On the question of stay, the Government referred to the same case, which I had cited in one of my previous posts, but added that the present Act under challenge could be considered as a socio-economic legislation, if a distinction is sought to be raised between economic and non-economic ones to apply the principle laid down in that case. (in Bhavesh D. Parish v. Union of India, [(2000) 5 SCC 471] .
The Application makes one more point, which the discussion in this blog did not anticipate – that the Judiciary cannot examine the materials relied upon by Parliament for the purpose of legislation. It said: "the interim order dated March 29, 2007 appears to sustain a challenge which invites this Hon’ble Court to enquire into whether Parliament, while exercising its primary function, that of legislating, had material before it to support the enacting of the 2006 Act. The interim order dated March 29, 2007 further appears to sustain a challenge which seeks to scrutinize the adequacy or otherwise of the material underlying the 2006 Act. It is most respectfully submitted that such an inquiry departs from the well established principles in regard to judicial review of legislation".
The Application has also missed an opportunity to correct the wrong attribution of a paragraph (with a contrary inference) to Indra Sawhney, rather than to Justice O.Chinnappa Reddy in an earlier Judgment, (K.C.Vasanth Kumar) in a different context, which I have referred to in an earlier post. This paragraph in the Interim order cast aspersions on the OBCs, saying many of them queue up to claim the OBC status, without justification.
The outcome of the hearing on April 23, therefore, will be watched with interest.
The Government has also clarified that the staggering of the implementation of the 2006 Act was permitted in the statute, not on account of any infirmity in the data available with regard to the OBC population but having regard to financial, physical or academic limitations, if any, or in order to maintain the standards of education, if such limitation or difficulty was expressed by any institution. It was submitted that there was no statement made by the ASG that the staggered implementation of the Act was necessitated on account of any shortcoming in the data.

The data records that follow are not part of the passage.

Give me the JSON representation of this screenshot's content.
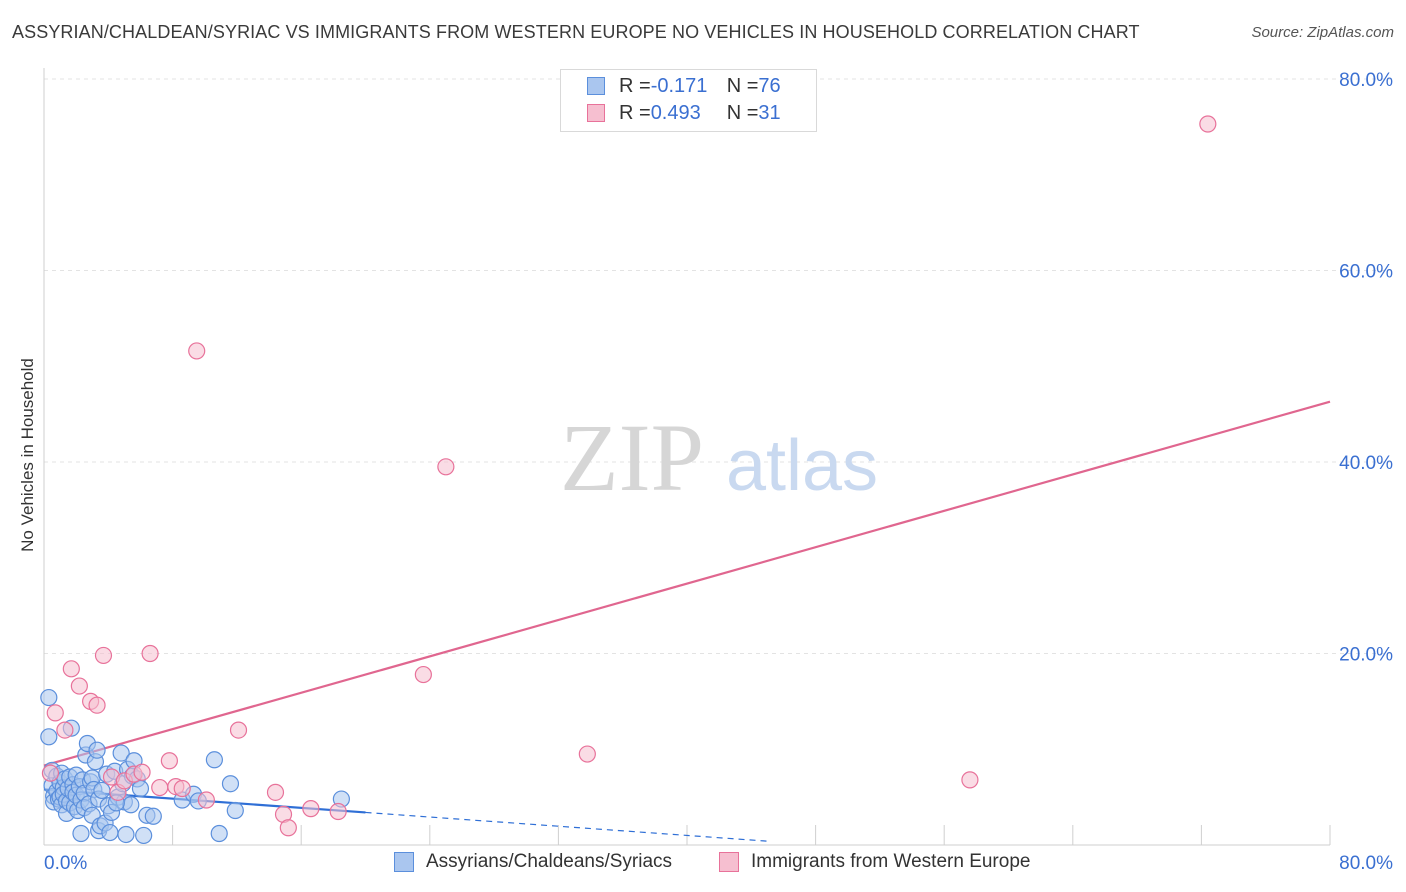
{
  "title": "ASSYRIAN/CHALDEAN/SYRIAC VS IMMIGRANTS FROM WESTERN EUROPE NO VEHICLES IN HOUSEHOLD CORRELATION CHART",
  "source": "Source: ZipAtlas.com",
  "watermark": {
    "zip": "ZIP",
    "atlas": "atlas"
  },
  "legend": {
    "series1": {
      "r_label": "R = ",
      "r_value": "-0.171",
      "n_label": "N = ",
      "n_value": "76"
    },
    "series2": {
      "r_label": "R = ",
      "r_value": "0.493",
      "n_label": "N = ",
      "n_value": "31"
    }
  },
  "colors": {
    "blue": "#5b8fdc",
    "blue_fill": "#aac6ef",
    "pink": "#e8729a",
    "pink_fill": "#f6bfd0",
    "tick_text": "#3a6fd1"
  },
  "chart_data": {
    "type": "scatter",
    "title": "ASSYRIAN/CHALDEAN/SYRIAC VS IMMIGRANTS FROM WESTERN EUROPE NO VEHICLES IN HOUSEHOLD CORRELATION CHART",
    "xlabel": "",
    "ylabel": "No Vehicles in Household",
    "xlim": [
      0,
      80
    ],
    "ylim": [
      0,
      80
    ],
    "x_tick_labels": [
      "0.0%",
      "80.0%"
    ],
    "y_ticks": [
      20,
      40,
      60,
      80
    ],
    "y_tick_labels": [
      "20.0%",
      "40.0%",
      "60.0%",
      "80.0%"
    ],
    "grid": true,
    "legend_position": "top-center",
    "series": [
      {
        "name": "Assyrians/Chaldeans/Syriacs",
        "r": -0.171,
        "n": 76,
        "trend": {
          "x0": 0,
          "y0": 5.8,
          "x1": 20,
          "y1": 3.4,
          "dashed_to_x": 45,
          "dashed_to_y": 0.4
        },
        "points": [
          [
            0.3,
            15.4
          ],
          [
            0.3,
            11.3
          ],
          [
            0.5,
            7.8
          ],
          [
            0.5,
            6.2
          ],
          [
            0.6,
            5.1
          ],
          [
            0.6,
            4.5
          ],
          [
            0.8,
            7.2
          ],
          [
            0.8,
            5.6
          ],
          [
            0.9,
            4.8
          ],
          [
            1.0,
            6.5
          ],
          [
            1.0,
            5.0
          ],
          [
            1.1,
            7.5
          ],
          [
            1.1,
            4.2
          ],
          [
            1.2,
            6.0
          ],
          [
            1.2,
            5.3
          ],
          [
            1.3,
            6.9
          ],
          [
            1.4,
            4.6
          ],
          [
            1.4,
            3.3
          ],
          [
            1.5,
            5.9
          ],
          [
            1.6,
            7.1
          ],
          [
            1.6,
            4.4
          ],
          [
            1.7,
            12.2
          ],
          [
            1.8,
            6.3
          ],
          [
            1.8,
            5.5
          ],
          [
            1.9,
            4.0
          ],
          [
            2.0,
            7.3
          ],
          [
            2.0,
            5.2
          ],
          [
            2.1,
            3.6
          ],
          [
            2.2,
            6.1
          ],
          [
            2.3,
            4.7
          ],
          [
            2.3,
            1.2
          ],
          [
            2.4,
            6.8
          ],
          [
            2.5,
            5.4
          ],
          [
            2.5,
            3.9
          ],
          [
            2.6,
            9.4
          ],
          [
            2.7,
            10.6
          ],
          [
            2.8,
            4.3
          ],
          [
            2.9,
            6.6
          ],
          [
            3.0,
            3.1
          ],
          [
            3.0,
            7.0
          ],
          [
            3.1,
            5.8
          ],
          [
            3.2,
            8.7
          ],
          [
            3.3,
            9.9
          ],
          [
            3.4,
            1.5
          ],
          [
            3.4,
            4.8
          ],
          [
            3.5,
            2.0
          ],
          [
            3.6,
            5.7
          ],
          [
            3.8,
            2.3
          ],
          [
            3.9,
            7.4
          ],
          [
            4.0,
            4.1
          ],
          [
            4.1,
            1.3
          ],
          [
            4.2,
            3.4
          ],
          [
            4.4,
            7.7
          ],
          [
            4.6,
            5.0
          ],
          [
            4.8,
            9.6
          ],
          [
            4.9,
            6.4
          ],
          [
            5.0,
            4.5
          ],
          [
            5.1,
            1.1
          ],
          [
            5.2,
            7.9
          ],
          [
            5.4,
            4.2
          ],
          [
            5.5,
            7.2
          ],
          [
            5.6,
            8.8
          ],
          [
            5.8,
            6.9
          ],
          [
            6.0,
            5.9
          ],
          [
            6.2,
            1.0
          ],
          [
            6.4,
            3.1
          ],
          [
            6.8,
            3.0
          ],
          [
            8.6,
            4.7
          ],
          [
            9.3,
            5.3
          ],
          [
            9.6,
            4.6
          ],
          [
            10.6,
            8.9
          ],
          [
            10.9,
            1.2
          ],
          [
            11.6,
            6.4
          ],
          [
            11.9,
            3.6
          ],
          [
            18.5,
            4.8
          ],
          [
            4.5,
            4.4
          ]
        ]
      },
      {
        "name": "Immigrants from Western Europe",
        "r": 0.493,
        "n": 31,
        "trend": {
          "x0": 0,
          "y0": 8.3,
          "x1": 80,
          "y1": 46.3
        },
        "points": [
          [
            0.4,
            7.5
          ],
          [
            0.7,
            13.8
          ],
          [
            1.3,
            12.0
          ],
          [
            1.7,
            18.4
          ],
          [
            2.2,
            16.6
          ],
          [
            2.9,
            15.0
          ],
          [
            3.3,
            14.6
          ],
          [
            3.7,
            19.8
          ],
          [
            4.2,
            7.1
          ],
          [
            4.6,
            5.5
          ],
          [
            5.0,
            6.7
          ],
          [
            5.6,
            7.4
          ],
          [
            6.1,
            7.6
          ],
          [
            6.6,
            20.0
          ],
          [
            7.2,
            6.0
          ],
          [
            7.8,
            8.8
          ],
          [
            8.2,
            6.1
          ],
          [
            8.6,
            5.9
          ],
          [
            9.5,
            51.6
          ],
          [
            10.1,
            4.7
          ],
          [
            12.1,
            12.0
          ],
          [
            14.4,
            5.5
          ],
          [
            14.9,
            3.2
          ],
          [
            15.2,
            1.8
          ],
          [
            16.6,
            3.8
          ],
          [
            18.3,
            3.5
          ],
          [
            23.6,
            17.8
          ],
          [
            25.0,
            39.5
          ],
          [
            33.8,
            9.5
          ],
          [
            57.6,
            6.8
          ],
          [
            72.4,
            75.3
          ]
        ]
      }
    ]
  },
  "bottom_legend": {
    "item1": "Assyrians/Chaldeans/Syriacs",
    "item2": "Immigrants from Western Europe"
  }
}
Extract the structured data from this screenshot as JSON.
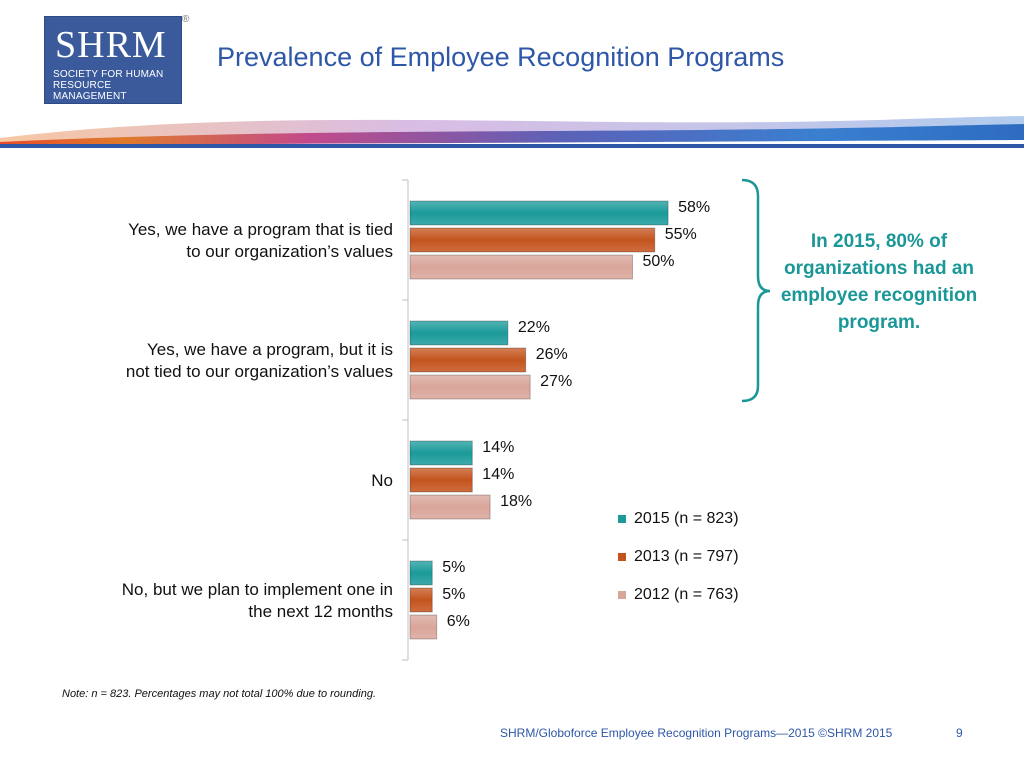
{
  "logo": {
    "mark": "SHRM",
    "subtitle": "SOCIETY FOR HUMAN RESOURCE MANAGEMENT",
    "registered": "®"
  },
  "slide": {
    "title": "Prevalence of Employee Recognition Programs",
    "note": "Note: n = 823. Percentages may not total 100% due to rounding.",
    "footer": "SHRM/Globoforce Employee Recognition Programs—2015 ©SHRM 2015",
    "page": "9",
    "callout": "In 2015, 80% of organizations had an employee recognition program."
  },
  "colors": {
    "title": "#2e57a8",
    "callout": "#1b9797",
    "series_2015": "#1b9a9a",
    "series_2013": "#c4541e",
    "series_2012": "#d9a59a"
  },
  "chart_data": {
    "type": "bar",
    "orientation": "horizontal",
    "title": "",
    "xlabel": "",
    "ylabel": "",
    "value_suffix": "%",
    "xlim": [
      0,
      70
    ],
    "grid": false,
    "legend": "bottom-right",
    "categories": [
      [
        "Yes, we have a program that is tied",
        "to our organization’s values"
      ],
      [
        "Yes, we have a program, but it is",
        "not tied to our organization’s values"
      ],
      [
        "No"
      ],
      [
        "No, but we plan to implement one in",
        "the next 12 months"
      ]
    ],
    "series": [
      {
        "name": "2015 (n = 823)",
        "color": "#1b9a9a",
        "values": [
          58,
          22,
          14,
          5
        ]
      },
      {
        "name": "2013 (n = 797)",
        "color": "#c4541e",
        "values": [
          55,
          26,
          14,
          5
        ]
      },
      {
        "name": "2012 (n = 763)",
        "color": "#d9a59a",
        "values": [
          50,
          27,
          18,
          6
        ]
      }
    ]
  }
}
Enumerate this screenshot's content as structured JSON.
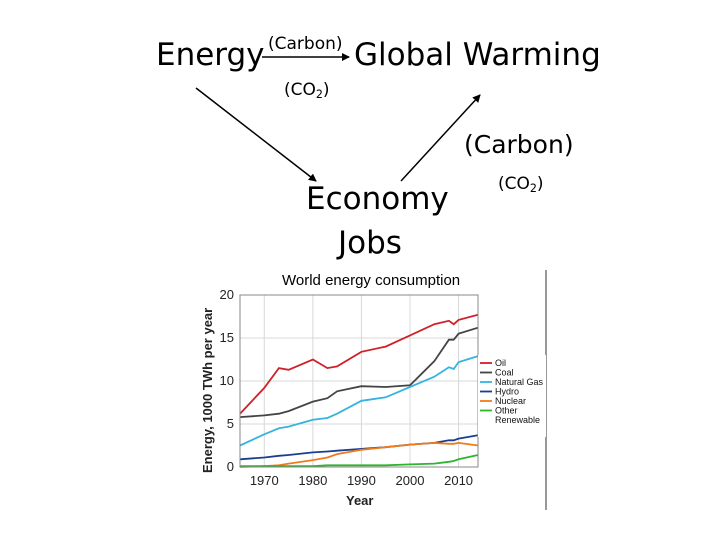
{
  "diagram": {
    "energy_label": "Energy",
    "global_warming_label": "Global Warming",
    "arrow_top_label": "(Carbon)",
    "arrow_bottom_label_pre": "(CO",
    "arrow_bottom_label_sub": "2",
    "arrow_bottom_label_post": ")",
    "economy_label": "Economy",
    "jobs_label": "Jobs",
    "right_carbon_label": "(Carbon)",
    "right_co2_pre": "(CO",
    "right_co2_sub": "2",
    "right_co2_post": ")"
  },
  "chart_data": {
    "type": "line",
    "title": "World energy consumption",
    "xlabel": "Year",
    "ylabel": "Energy, 1000 TWh per year",
    "xlim": [
      1965,
      2014
    ],
    "ylim": [
      0,
      20
    ],
    "xticks": [
      1970,
      1980,
      1990,
      2000,
      2010
    ],
    "yticks": [
      0,
      5,
      10,
      15,
      20
    ],
    "grid": true,
    "legend_position": "right",
    "x": [
      1965,
      1970,
      1973,
      1975,
      1980,
      1983,
      1985,
      1990,
      1995,
      2000,
      2005,
      2008,
      2009,
      2010,
      2014
    ],
    "series": [
      {
        "name": "Oil",
        "color": "#d0202a",
        "values": [
          6.2,
          9.2,
          11.5,
          11.3,
          12.5,
          11.5,
          11.7,
          13.4,
          14.0,
          15.3,
          16.6,
          17.0,
          16.6,
          17.1,
          17.7
        ]
      },
      {
        "name": "Coal",
        "color": "#444444",
        "values": [
          5.8,
          6.0,
          6.2,
          6.5,
          7.6,
          8.0,
          8.8,
          9.4,
          9.3,
          9.5,
          12.3,
          14.8,
          14.8,
          15.5,
          16.2
        ]
      },
      {
        "name": "Natural Gas",
        "color": "#35b4e0",
        "values": [
          2.5,
          3.8,
          4.5,
          4.7,
          5.5,
          5.7,
          6.2,
          7.7,
          8.1,
          9.3,
          10.5,
          11.6,
          11.4,
          12.2,
          12.9
        ]
      },
      {
        "name": "Hydro",
        "color": "#1a3f8f",
        "values": [
          0.9,
          1.1,
          1.3,
          1.4,
          1.7,
          1.8,
          1.9,
          2.1,
          2.3,
          2.6,
          2.8,
          3.1,
          3.1,
          3.3,
          3.7
        ]
      },
      {
        "name": "Nuclear",
        "color": "#f07b1a",
        "values": [
          0.0,
          0.1,
          0.2,
          0.4,
          0.8,
          1.1,
          1.5,
          2.0,
          2.3,
          2.6,
          2.8,
          2.7,
          2.7,
          2.8,
          2.5
        ]
      },
      {
        "name": "Other Renewable",
        "color": "#2db52d",
        "values": [
          0.1,
          0.1,
          0.1,
          0.1,
          0.1,
          0.2,
          0.2,
          0.2,
          0.2,
          0.3,
          0.4,
          0.6,
          0.7,
          0.9,
          1.4
        ]
      }
    ]
  }
}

On the question of stay, the Government referred to the same case, which I had cited in one of my previous posts, but added that the present Act under challenge could be considered as a socio-economic legislation, if a distinction is sought to be raised between economic and non-economic ones to apply the principle laid down in that case. (in Bhavesh D. Parish v. Union of India, [(2000) 5 SCC 471] .
The Application makes one more point, which the discussion in this blog did not anticipate – that the Judiciary cannot examine the materials relied upon by Parliament for the purpose of legislation. It said: "the interim order dated March 29, 2007 appears to sustain a challenge which invites this Hon’ble Court to enquire into whether Parliament, while exercising its primary function, that of legislating, had material before it to support the enacting of the 2006 Act. The interim order dated March 29, 2007 further appears to sustain a challenge which seeks to scrutinize the adequacy or otherwise of the material underlying the 2006 Act. It is most respectfully submitted that such an inquiry departs from the well established principles in regard to judicial review of legislation".
The Application has also missed an opportunity to correct the wrong attribution of a paragraph (with a contrary inference) to Indra Sawhney, rather than to Justice O.Chinnappa Reddy in an earlier Judgment, (K.C.Vasanth Kumar) in a different context, which I have referred to in an earlier post. This paragraph in the Interim order cast aspersions on the OBCs, saying many of them queue up to claim the OBC status, without justification.
The outcome of the hearing on April 23, therefore, will be watched with interest.